Supplements are a sticky subject for most online resources. While there isn’t anything inherently wrong with supplements, the industry has been so heavily abused that some people have gotten the wrong impression, and for good reason.
Supplement giants, when you get right down to it, are just trying to make as much money as they possibly can. In recent times the industry has seen huge companies openly deceive customers. Of course, when people find out they are turned off. Why wouldn’t they be?
Make sure you do your homework when it comes to supplements. Don’t ever buy into the hype of something without doing the proper research. Just because a supplement company makes a promise, doesn’t mean it will work. Or even worse, it may work but at the cost of your health. This happens often with “designer steroids” where companies have slightly altered real compounds. They are able to get away with this because the legal system moves too slowly to keep up with their constant “formula” changes.
Now that we have all of the negatives out of the way, we can talk about the positives. There is no denying that the intelligent use of supplements can definitely help your results. However, one can learn much from the very word itself: ‘supplement.’ Hopefully by now your gears are turning and you get the big picture.
Supplements aren’t going to make or break you training program. They supplement your diet and training. Above all else, your diet will always have the biggest effect on the type of results you see from your hard work. You can exercise like crazy and take the most expensive, highest quality supplements, but if you don’t eat properly and give your body the proper resources that it needs to recover adequately, you aren’t going anywhere.
There are several notable and proven supplements that need to be discussed.
Ah, the iconic muscle building elixir ingredient. Protein powder is being mentioned first because it is very different from any of the other supplements we are going to talk about.
When it gets down to the facts, protein powder is simply a food source. It is an easy way to increase the overall amount of protein that you consume. It is a great resource and you should definitely be taking advantage of the convenience and ease it brings. However, also know that “real” protein sources will always be better.
Let’s be honest though. Eating 200-300 grams of protein a day without the use of protein powder isn’t going to go over very well. Finding a delicious protein powder to sip on can help you stay on track with your diet without suffering.
Just like anything else in life, what you get is what you pay for. I’ll mention it up front before we get into any of the other supplements, but know that you can’t expect to get all of the critical nutrients your body needs to grow while skimping out. Working out and exercising definitely doesn’t have to cost money. Furthermore, I encourage you to not purchase supplements if you don’t have the extra money.
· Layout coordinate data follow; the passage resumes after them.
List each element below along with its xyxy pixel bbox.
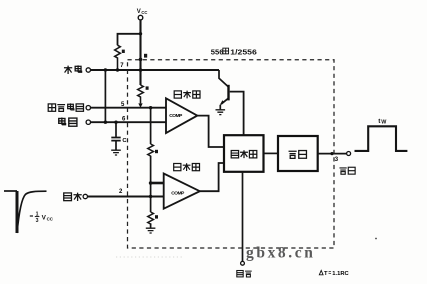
Vcc terminal (138, 15, 143, 20)
wire output block to terminal (318, 153, 347, 155)
svg-text:COMP: COMP (171, 190, 185, 196)
wire C to ground (115, 141, 117, 150)
output terminal (347, 152, 351, 156)
复位 reset label (237, 271, 252, 277)
node discharge/divider (139, 68, 143, 72)
node control/divider-down (149, 106, 152, 109)
node threshold/C (114, 121, 117, 124)
node Vcc branch (139, 32, 142, 35)
resistor R1 internal (138, 85, 144, 103)
放电 discharge label (64, 65, 82, 74)
wire R3 to ground (150, 223, 152, 227)
node discharge/Rext (116, 68, 119, 71)
wire comp2 plus input (151, 182, 164, 185)
discharge terminal (86, 68, 90, 72)
threshold terminal (86, 120, 90, 124)
wire trigger line (88, 195, 164, 197)
比较器 comparator 1 label (174, 91, 200, 99)
svg-text:V: V (137, 9, 141, 15)
node threshold/tie (104, 121, 107, 124)
flip-flop block 触发器 (224, 135, 264, 172)
node divider/control (arrow) (138, 103, 142, 107)
wire discharge line (91, 69, 220, 71)
wire C branch (115, 122, 117, 137)
svg-text:CC: CC (141, 10, 147, 15)
wire Vcc branch to external R (118, 34, 141, 45)
触发器 text (231, 150, 257, 158)
node output/box-edge (330, 152, 333, 155)
阈值 threshold label (59, 117, 77, 126)
trigger input waveform (4, 190, 17, 192)
svg-text:3: 3 (36, 218, 39, 224)
wire divider mid vertical (150, 108, 152, 144)
resistor R external (115, 45, 121, 70)
trigger waveform label -1/3 Vcc (30, 212, 54, 225)
ground below Q1 (216, 110, 226, 115)
svg-text:gbx8.cn: gbx8.cn (246, 245, 315, 262)
ground below C (111, 150, 121, 155)
wire comparator 1 output (197, 116, 224, 147)
svg-text:556: 556 (211, 48, 224, 57)
transistor Q1 discharge: collector bend (219, 70, 228, 87)
node pin 8 on box edge (139, 58, 143, 62)
svg-text:T: T (324, 271, 328, 277)
wire threshold line (91, 121, 167, 123)
resistor R label (122, 50, 125, 53)
node divider/comp2 (149, 181, 153, 185)
transistor Q1 emitter arrow (220, 100, 225, 105)
op-amp comparator 2 (164, 174, 200, 209)
node discharge/tie (104, 68, 107, 71)
reset terminal (241, 261, 245, 265)
trigger terminal (83, 194, 87, 198)
resistor R1 label (146, 86, 149, 89)
比较器 comparator 2 label (174, 163, 200, 171)
capacitor C (111, 138, 120, 141)
transistor Q1 base bar (227, 85, 229, 101)
控制电压 control voltage label (48, 103, 83, 111)
wire Vcc vertical (139, 20, 141, 85)
svg-text:CC: CC (47, 216, 54, 221)
触发 trigger label (64, 193, 82, 201)
transistor Q1 emitter (221, 99, 228, 105)
pin 8 label (144, 54, 147, 58)
scan speck (375, 238, 377, 240)
wire reset vertical (242, 172, 244, 262)
输出 text in block (289, 151, 307, 159)
wire discharge-threshold tie (104, 70, 106, 122)
resistor R3 internal (148, 212, 154, 224)
transistor Q1 base wire to flip-flop (230, 92, 244, 136)
ground below divider (146, 228, 156, 233)
pulse width label tw (378, 118, 387, 125)
op-amp comparator 1 (166, 98, 197, 133)
svg-text:1/2556: 1/2556 (230, 48, 256, 57)
formula T=1.1RC (319, 270, 349, 277)
wire control voltage line (91, 107, 167, 109)
wire flip-flop to output block (264, 152, 279, 154)
output pulse waveform (355, 126, 408, 151)
wire R2 to node2 (150, 156, 152, 212)
svg-text:COMP: COMP (169, 113, 183, 119)
wire emitter to ground (219, 105, 221, 110)
control voltage terminal (86, 106, 90, 110)
title 556或1/2556 (211, 48, 257, 57)
output block 输出 (278, 136, 318, 171)
svg-text:1.1RC: 1.1RC (332, 271, 349, 277)
resistor R3 label (155, 215, 158, 218)
wire comparator 2 output (200, 163, 224, 191)
node trigger crossing (149, 195, 152, 198)
dashed IC boundary box 556/2556 (128, 60, 335, 248)
输出 output label (339, 167, 355, 174)
resistor R2 label (155, 150, 158, 153)
Vcc label (137, 9, 148, 15)
resistor R2 internal (148, 144, 154, 156)
scan dotted artifact (116, 256, 184, 258)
However, if you do have a bit of cash lying around, purchasing some quality supplements can definitely supercharge your training.
This one is second for a reason. Without a doubt, creatine is the most proven and tested supplement out there. Hands down, you need to be using it.
Creatine works by turning metabolic waste (ADP) into usable energy (ATP). It does this by providing an additional phosphate group. In essence, when you take creatine, you are “topping off” your body’s immediate energy storage.
When your body performs any sort of physical activity, it has a few energy sources to choose from:
- Fat (oxidization)
- Glycogen (sugar)
- Muscular Creatine
If you are performing at a “slow” rate, your body will utilize fat. A good example of this would be slow jogging.
If you are performing at a much “heavier” output, you will be utilizing glycogen for energy. In essence this is just made up of the carbohydrates that you consume. However, you will also be utilizing fat. This isn’t how it works for the opposite case (performing at a rate where fat is being oxidized does not necessitate the utilization of glycogen).
Finally, creatine will be readily available for your body to utilize for the first 10-60 seconds. The discrepancy in time is so large because it is heavily debated within the scientific community, as currently there is no effective way to measure when one energy store has depleted in relation to others. The body is very complex and highly optimized to use what it needs, when it needs it.
That doesn’t mean we don’t have a general idea of how creatine can help though. We know that it is extremely beneficial for short, burst-like physical activity such as lifting weights or running sprints. Sound like something that might help with getting stronger and putting on muscle? Definitely.
This one is pretty self-explanatory and doesn’t require much to understand. While the food that we eat provides macronutrients (protein, fat, and carbohydrates), we don’t get the micronutrients our body needs to function at its optimal level.
Multivitamins contribute to overall better health and wellness. Additionally, many other vitamins that you can purchase will aid your tendons and ligaments in staying flexible and pliable so that you can keep making gains while staying injury free.